この独特な世界にもっともっと浸っていたくて艶漢ロス気味です。続きの巻が出るのがとても楽しみ。
誰かに伝えたいことはたくさんあるのですが、まず特筆すべきはその絵の緻密さと独特な雰囲気。細かく描かれた背景や小道具は絵本みたいに世界観に引き込んでくれるし、独自のコマ割も何とも言えない浮遊感があって素敵です。登場人物の美しさは、その姿だけでなくて仕草までに色気が乗っているようで最高でした。絵の好きなところ、無限にあげれそう…。

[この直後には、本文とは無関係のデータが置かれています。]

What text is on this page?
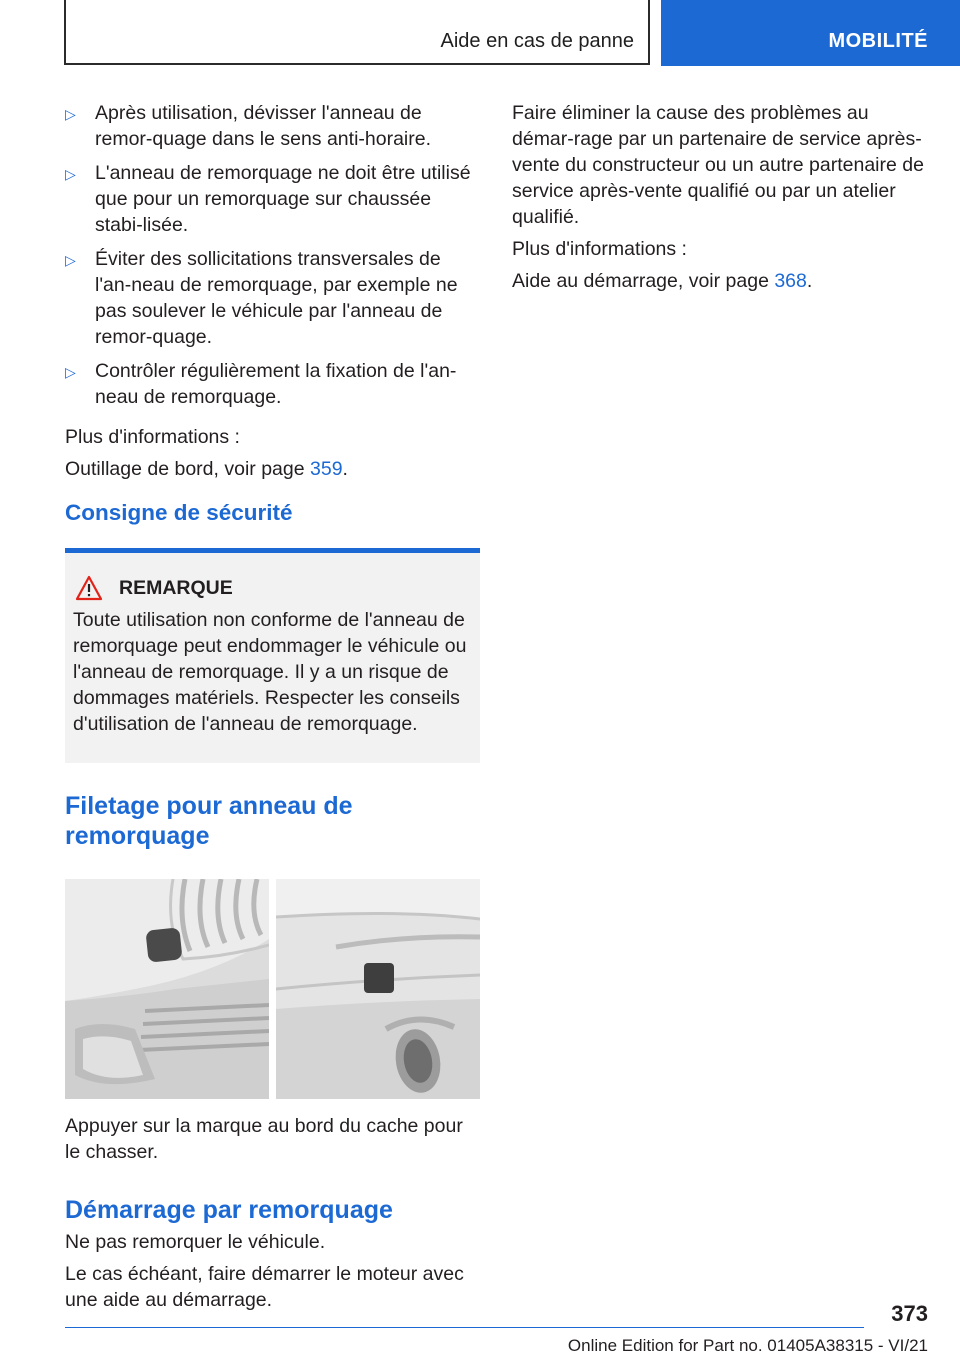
Aide en cas de panne	MOBILITÉ
▷ Après utilisation, dévisser l'anneau de remor-quage dans le sens anti-horaire.
▷ L'anneau de remorquage ne doit être utilisé que pour un remorquage sur chaussée stabi-lisée.
▷ Éviter des sollicitations transversales de l'an-neau de remorquage, par exemple ne pas soulever le véhicule par l'anneau de remor-quage.
▷ Contrôler régulièrement la fixation de l'an-neau de remorquage.

Plus d'informations :

Outillage de bord, voir page 359.

Consigne de sécurité
REMARQUE

Toute utilisation non conforme de l'anneau de remorquage peut endommager le véhicule ou l'anneau de remorquage. Il y a un risque de dommages matériels. Respecter les conseils d'utilisation de l'anneau de remorquage.

Filetage pour anneau de remorquage

Appuyer sur la marque au bord du cache pour le chasser.

Démarrage par remorquage

Ne pas remorquer le véhicule.

Le cas échéant, faire démarrer le moteur avec une aide au démarrage.

Faire éliminer la cause des problèmes au démar-rage par un partenaire de service après-vente du constructeur ou un autre partenaire de service après-vente qualifié ou par un atelier qualifié.

Plus d'informations :

Aide au démarrage, voir page 368.

373
Online Edition for Part no. 01405A38315 - VI/21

物語は大筋が進んでいくのと同時に、細かい事件を解決したり見つめたりという形で短い区切りもあって、読み進め易かったです。でも、大筋を知ってから読むとまた違う感想を抱けそうなので、これからゆっくり読み返すのも楽しみです。
物語の中では、美、若さ、芸術、他人への捨てきれない執着とそれが起こす不幸が、種族・立場・性別が違っても、繰り返し描かれています。その中で、軽やかな詩郎(一方で変わっていく詩郎)、太陽のような光路郎、己を貫く安里と登場人物にも魅力がいっぱい。エグ味と耽美と色々がごった煮の中で悦びと怖気を同時に感じられる作品でした!大好きです!おすすめです!